Jira new pricing tier to –$765,432,091.03 per user / month(atlassian.com) |
Jira new pricing tier to –$765,432,091.03 per user / month(atlassian.com) |
It takes 247 years to open the form to fill the details for the ticket.
E.g. we were forced to switch from Jira to Rally, and it turns out that Rally is much worse.
I guess someone is panicking and trying to fix it live
I get that move fast and break things is supposed to, in the end, ensure better code, better debugging and ultimately a better experience.
But the way JIRA does it (And a few other companies) is, quite frankly, painful to see, even on the sidelines.
Like that time they just straight locked folks out of their tenants if their tenant name started with number or something. They do thing, often without any aux plans to revert.
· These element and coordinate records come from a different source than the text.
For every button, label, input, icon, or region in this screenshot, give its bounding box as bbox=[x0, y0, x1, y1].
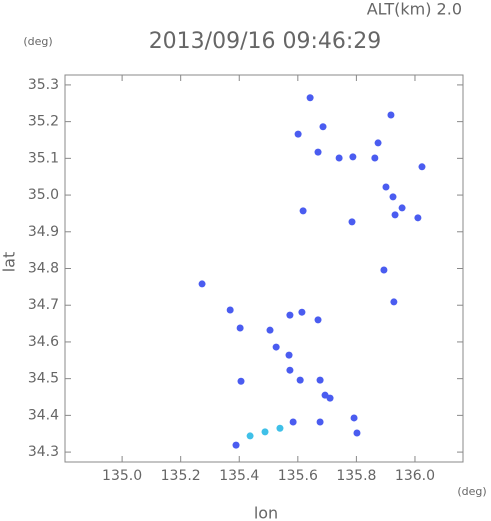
y-tick-label: 34.9 bbox=[28, 224, 59, 240]
echo-point bbox=[286, 366, 294, 374]
y-tick-label: 34.8 bbox=[28, 261, 59, 277]
echo-point bbox=[326, 394, 334, 402]
echo-point bbox=[398, 204, 406, 212]
echo-point bbox=[418, 163, 426, 171]
echo-point bbox=[335, 154, 343, 162]
x-axis-label: lon bbox=[254, 504, 278, 521]
y-tick-label: 35.3 bbox=[28, 77, 59, 93]
x-unit: (deg) bbox=[457, 485, 486, 498]
chart-title: 2013/09/16 09:46:29 bbox=[149, 29, 382, 54]
echo-point bbox=[316, 418, 324, 426]
y-tick-label: 35.1 bbox=[28, 150, 59, 166]
echo-point bbox=[286, 311, 294, 319]
echo-point bbox=[353, 429, 361, 437]
echo-point bbox=[382, 183, 390, 191]
x-tick-label: 135.2 bbox=[161, 468, 201, 484]
echo-point bbox=[266, 326, 274, 334]
echo-point bbox=[237, 377, 245, 385]
echo-point bbox=[348, 218, 356, 226]
echo-point bbox=[390, 298, 398, 306]
plot-frame bbox=[64, 74, 464, 463]
x-tick-label: 136.0 bbox=[395, 468, 435, 484]
echo-point bbox=[314, 316, 322, 324]
echo-point bbox=[316, 376, 324, 384]
echo-point bbox=[272, 343, 280, 351]
echo-point bbox=[306, 94, 314, 102]
echo-point bbox=[198, 280, 206, 288]
echo-point bbox=[246, 432, 254, 440]
y-tick-label: 35.0 bbox=[28, 187, 59, 203]
echo-point bbox=[296, 376, 304, 384]
echo-point bbox=[294, 130, 302, 138]
x-tick-label: 135.4 bbox=[219, 468, 259, 484]
echo-point bbox=[387, 111, 395, 119]
echo-point bbox=[299, 207, 307, 215]
echo-point bbox=[298, 308, 306, 316]
echo-point bbox=[314, 148, 322, 156]
y-tick-label: 34.4 bbox=[28, 407, 59, 423]
y-axis-label: lat bbox=[0, 252, 19, 273]
y-unit: (deg) bbox=[23, 35, 52, 48]
y-tick-label: 34.7 bbox=[28, 297, 59, 313]
y-tick-label: 35.2 bbox=[28, 114, 59, 130]
echo-point bbox=[374, 139, 382, 147]
x-tick-label: 135.6 bbox=[278, 468, 318, 484]
echo-point bbox=[380, 266, 388, 274]
echo-point bbox=[414, 214, 422, 222]
y-tick-label: 34.3 bbox=[28, 444, 59, 460]
x-tick-label: 135.8 bbox=[336, 468, 376, 484]
echo-point bbox=[319, 123, 327, 131]
echo-point bbox=[389, 193, 397, 201]
echo-point bbox=[232, 441, 240, 449]
echo-point bbox=[285, 351, 293, 359]
y-tick-label: 34.6 bbox=[28, 334, 59, 350]
altitude-label: ALT(km) 2.0 bbox=[367, 0, 462, 19]
echo-point bbox=[261, 428, 269, 436]
echo-point bbox=[350, 414, 358, 422]
echo-point bbox=[236, 324, 244, 332]
echo-point bbox=[371, 154, 379, 162]
echo-point bbox=[276, 424, 284, 432]
x-tick-label: 135.0 bbox=[102, 468, 142, 484]
echo-point bbox=[349, 153, 357, 161]
echo-point bbox=[226, 306, 234, 314]
echo-point bbox=[391, 211, 399, 219]
y-tick-label: 34.5 bbox=[28, 371, 59, 387]
echo-point bbox=[289, 418, 297, 426]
Its pants on head crazy imho. How key executives listed in their stock portfolio pages didnt lose their jobs over that is beyond me.
https://www.protocol.com/bulletins/atlassian-jira-outage-wee...
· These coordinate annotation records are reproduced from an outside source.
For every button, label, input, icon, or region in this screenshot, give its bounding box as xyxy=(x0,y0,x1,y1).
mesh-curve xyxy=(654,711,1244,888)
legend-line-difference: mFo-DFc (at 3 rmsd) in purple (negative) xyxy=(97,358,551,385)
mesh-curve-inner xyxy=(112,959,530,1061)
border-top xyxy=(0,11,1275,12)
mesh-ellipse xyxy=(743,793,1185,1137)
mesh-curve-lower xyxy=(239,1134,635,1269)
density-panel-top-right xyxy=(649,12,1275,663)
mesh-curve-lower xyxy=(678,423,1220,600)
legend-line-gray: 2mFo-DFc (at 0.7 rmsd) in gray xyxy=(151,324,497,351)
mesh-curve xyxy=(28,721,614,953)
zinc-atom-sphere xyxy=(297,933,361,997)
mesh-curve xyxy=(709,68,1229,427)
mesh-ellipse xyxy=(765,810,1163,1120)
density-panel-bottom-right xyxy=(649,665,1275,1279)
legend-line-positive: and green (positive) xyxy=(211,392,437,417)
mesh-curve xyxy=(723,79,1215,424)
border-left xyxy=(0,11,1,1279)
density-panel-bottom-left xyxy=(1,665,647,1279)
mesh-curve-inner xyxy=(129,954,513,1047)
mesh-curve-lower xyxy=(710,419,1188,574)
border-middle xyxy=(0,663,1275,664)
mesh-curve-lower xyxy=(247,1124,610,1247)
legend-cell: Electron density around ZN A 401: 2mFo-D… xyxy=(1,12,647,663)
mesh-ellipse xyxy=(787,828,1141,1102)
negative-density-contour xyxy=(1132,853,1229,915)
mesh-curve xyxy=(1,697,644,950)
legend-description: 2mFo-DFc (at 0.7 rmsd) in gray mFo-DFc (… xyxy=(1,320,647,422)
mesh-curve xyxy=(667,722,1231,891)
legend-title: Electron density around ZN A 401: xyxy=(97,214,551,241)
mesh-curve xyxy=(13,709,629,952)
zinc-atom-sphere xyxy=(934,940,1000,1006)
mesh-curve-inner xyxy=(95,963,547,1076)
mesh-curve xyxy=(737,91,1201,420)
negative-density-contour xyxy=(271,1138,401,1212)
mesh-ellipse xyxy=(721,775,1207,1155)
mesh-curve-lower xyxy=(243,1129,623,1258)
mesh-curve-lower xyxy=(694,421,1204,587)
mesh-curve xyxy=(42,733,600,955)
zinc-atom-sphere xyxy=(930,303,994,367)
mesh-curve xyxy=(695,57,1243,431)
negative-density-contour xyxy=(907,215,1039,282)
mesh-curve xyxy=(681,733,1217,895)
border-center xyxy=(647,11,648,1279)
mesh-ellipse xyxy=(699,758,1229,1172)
https://www.bleepingcomputer.com/news/technology/ongoing-atl...
I guess someone at Jira is having a bad day.
Really, I wonder where these numbers come from...
They must be A/B testing.
You can't void for Unilateral mistake unless it's egregious, but this is egregious.
Standard $790 a year User tier: 0 - 10
Premium $1,525 a year User tier: -987654320 - 10
Atlassian would have thought they'd get a free press but instead they're rightly getting ripped apart with sarcastic references to their own product.
Standard -$765,432,091.03 per user (average) -$7,654,320,910.25 a month
Premium -$1,506,172,824.28 per user (average) -$15,061,728,242.75 a month
Like, in JS: 0.3 - 0.2 - 0.1 === -2.7755575615628914e-17 // true
However they did not state for how long is offer valid, so they will be able to change pricing tiers later.
For instance, at least in Python, 3//2 == 1 while -3//2 == -2; integer division is rounded down, and not towards zero as one may expect. Decimal lets you pick how you want that to go.
Some places it's bad enough that Jira is used to appease the people with the purse strings, and the inputs have no bearing on reality at any given moment, while all the real workflows are tracked using paper note cards pinned to a cork posterboard that sits on Joe's desk behind his monitors.
However the last few times I've used it, it wasn't the PM process that sucked - in fact I loved my PMs because I got to offload most of the Jira upkeep to them and never touch the tool myself. However every time I have to use the pile of shit myself I end up mumbling quite colorful language.